The Spookiest Spots Around Boston

1. Parkman House: 33 Beacon St

A man named Dr. George Parkman lived here in the 1800s, before he was killed in 1849. Dr. John Webster, the murderer, stabbed Parkman to avoid paying back a debt. Webster dismembered and incinerated the body to cover his tracks, but a janitor discovered the truth. This was actually the first time that forensic evidence solved a case.

2. Granary Burying Ground

This downtown cemetery was founded in 1660. Samuel Adams, John Hancock, and Paul Revere are buried here. Visitors have reported seeing a ghost that is presumed to be James Otis, Jr., a lawyer in the Revolutionary War-era. He was brutally attacked which left him with brain damage, and reportedly told his family that he would rather be killed by lightning. Soon afterwards, he was fatally struck by lightning while inside his house. 

3. King’s Chapel Burying Ground

This cemetery is also located downtown, at Tremont and School Sts.  most of the headstones were moved in the early 1800s, and according to legend this confused the spirits, who now wander around the graveyard looking for their stones. Additionally, one woman’s corpse was beheaded in order to fit into a too-small coffin, and a man was possibly buried alive in the cemetery (which wasn’t an uncommon occurrence back then). 

4. Omni Parker House

This downtown hotel is famous for its restless spirits. The elevator makes random stops on the third floor (an actress died there in 1876), the ghost of a deceased owner Harvey Parker has been spotted roaming the halls, and guests have reported seeing Charles Dickens in a mezzanine mirror.

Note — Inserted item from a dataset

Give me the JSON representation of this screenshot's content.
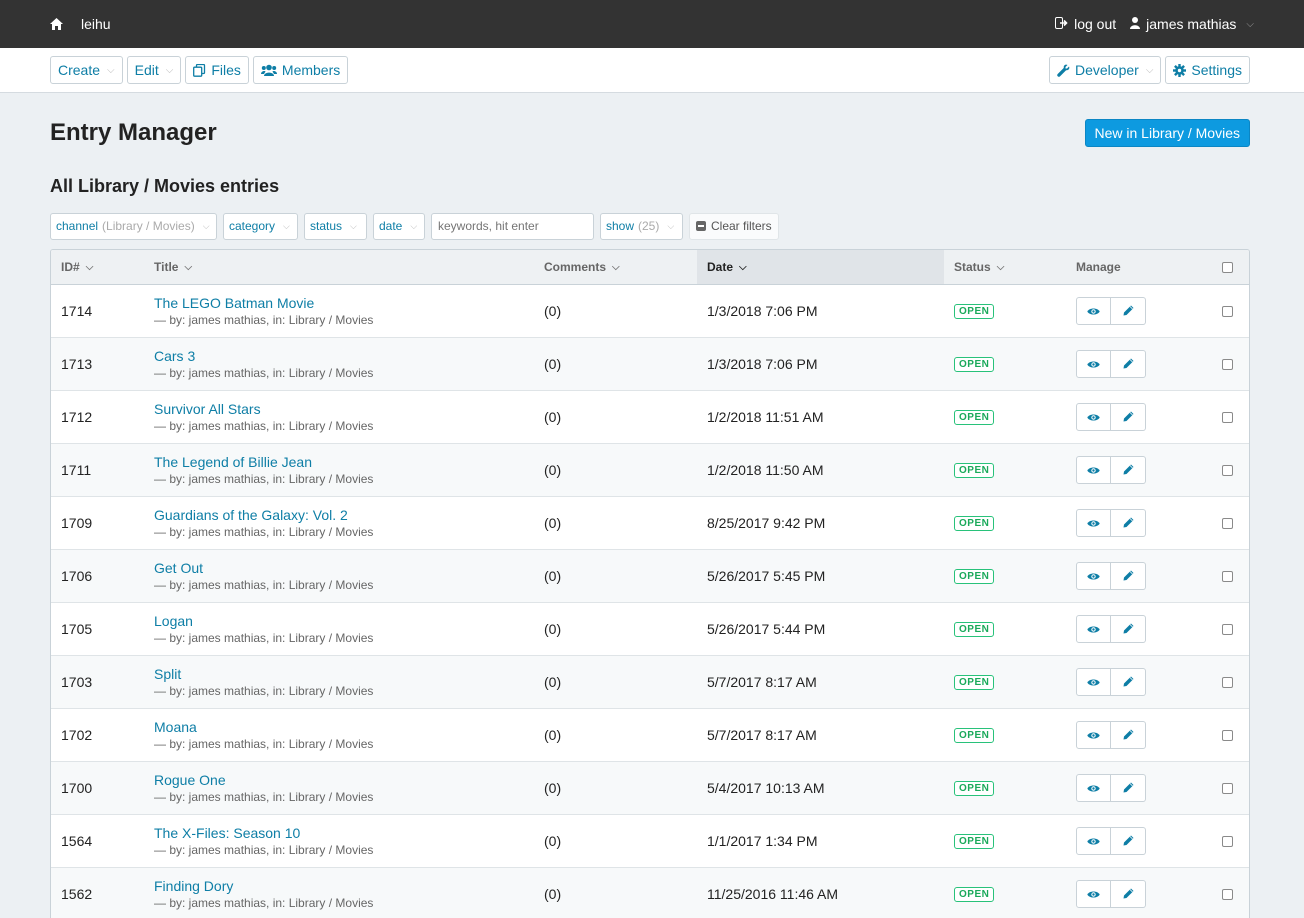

5. Metropolitan State Hospital

Located in Waltham, this mental hospital was established in 1927  but shut down in the 1990s. The buildings were abandoned and some still stand today. You can also find pictures online of the rotting hospital that are positively chilling. During the hospital’s operation, at least one murder took place when a patient used a hatchet to kill a nurse. Allegedly, you can sometimes hear children singing at the site of the ruins. 

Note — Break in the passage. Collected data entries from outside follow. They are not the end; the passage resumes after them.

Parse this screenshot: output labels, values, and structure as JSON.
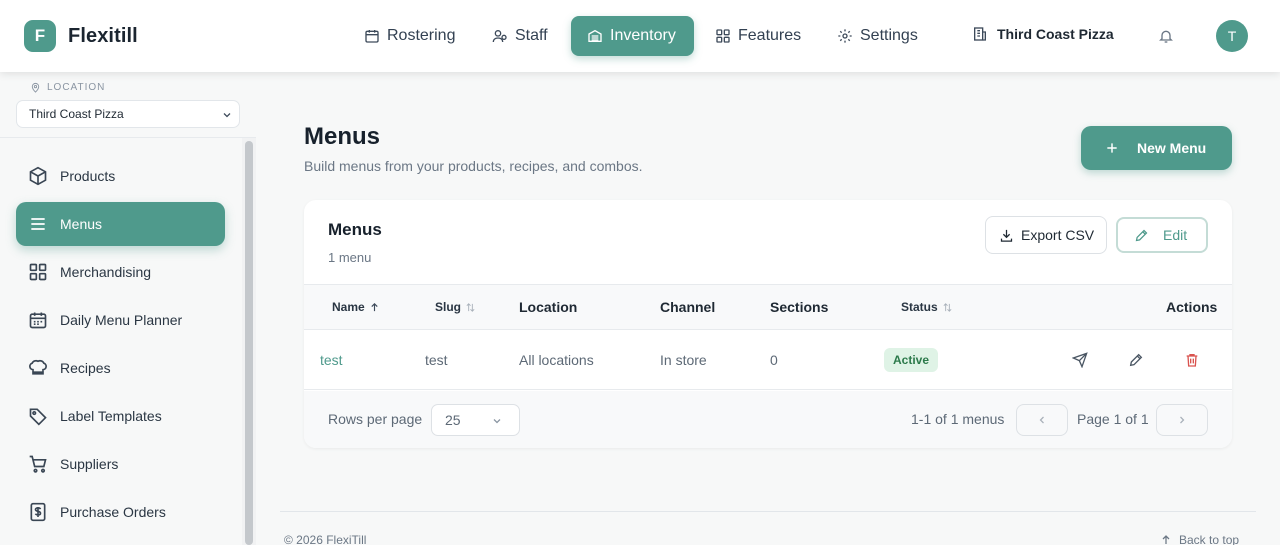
{
  "brand": {
    "mark": "F",
    "name": "Flexitill"
  },
  "nav": [
    {
      "label": "Rostering",
      "icon": "calendar-icon"
    },
    {
      "label": "Staff",
      "icon": "staff-icon"
    },
    {
      "label": "Inventory",
      "icon": "inventory-icon",
      "active": true
    },
    {
      "label": "Features",
      "icon": "grid-icon"
    },
    {
      "label": "Settings",
      "icon": "gear-icon"
    }
  ],
  "header": {
    "store": "Third Coast Pizza",
    "avatar": "T"
  },
  "sidebar": {
    "location_label": "LOCATION",
    "location_value": "Third Coast Pizza",
    "items": [
      {
        "label": "Products",
        "icon": "package-icon"
      },
      {
        "label": "Menus",
        "icon": "menu-icon",
        "active": true
      },
      {
        "label": "Merchandising",
        "icon": "grid-icon"
      },
      {
        "label": "Daily Menu Planner",
        "icon": "calendar-icon"
      },
      {
        "label": "Recipes",
        "icon": "chef-hat-icon"
      },
      {
        "label": "Label Templates",
        "icon": "tag-icon"
      },
      {
        "label": "Suppliers",
        "icon": "cart-icon"
      },
      {
        "label": "Purchase Orders",
        "icon": "receipt-icon"
      }
    ]
  },
  "page": {
    "title": "Menus",
    "subtitle": "Build menus from your products, recipes, and combos.",
    "new_button": "New Menu"
  },
  "card": {
    "title": "Menus",
    "count": "1 menu",
    "export_button": "Export CSV",
    "edit_button": "Edit"
  },
  "table": {
    "columns": [
      "Name",
      "Slug",
      "Location",
      "Channel",
      "Sections",
      "Status",
      "Actions"
    ],
    "rows": [
      {
        "name": "test",
        "slug": "test",
        "location": "All locations",
        "channel": "In store",
        "sections": "0",
        "status": "Active"
      }
    ]
  },
  "pagination": {
    "rows_label": "Rows per page",
    "rows_value": "25",
    "range": "1-1 of 1 menus",
    "page": "Page 1 of 1"
  },
  "footer": {
    "copyright": "© 2026 FlexiTill",
    "back_to_top": "Back to top"
  },
  "colors": {
    "accent": "#4f9a8c",
    "active_badge_bg": "#dff3e6",
    "active_badge_text": "#2c7a4b",
    "danger": "#d9534f"
  }
}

6. Emerson’s Cutler Majestic Theater

Patrons at this theater have seen a ghostly married couple walking around the grounds, a girl who takes hidden items, and the spirit of a mayor who died during a show.

7. Margaret Jones Hanging at the Boston Neck Gallows

Margaret Jones was the first woman to be killed for witchcraft in New England. She was a healer from Charlestown who was executed in 1648 at Boston Neck Gallows, which is located at the modern-day Washington St in the South End. Fun fact--the Boston Commons is also an execution site.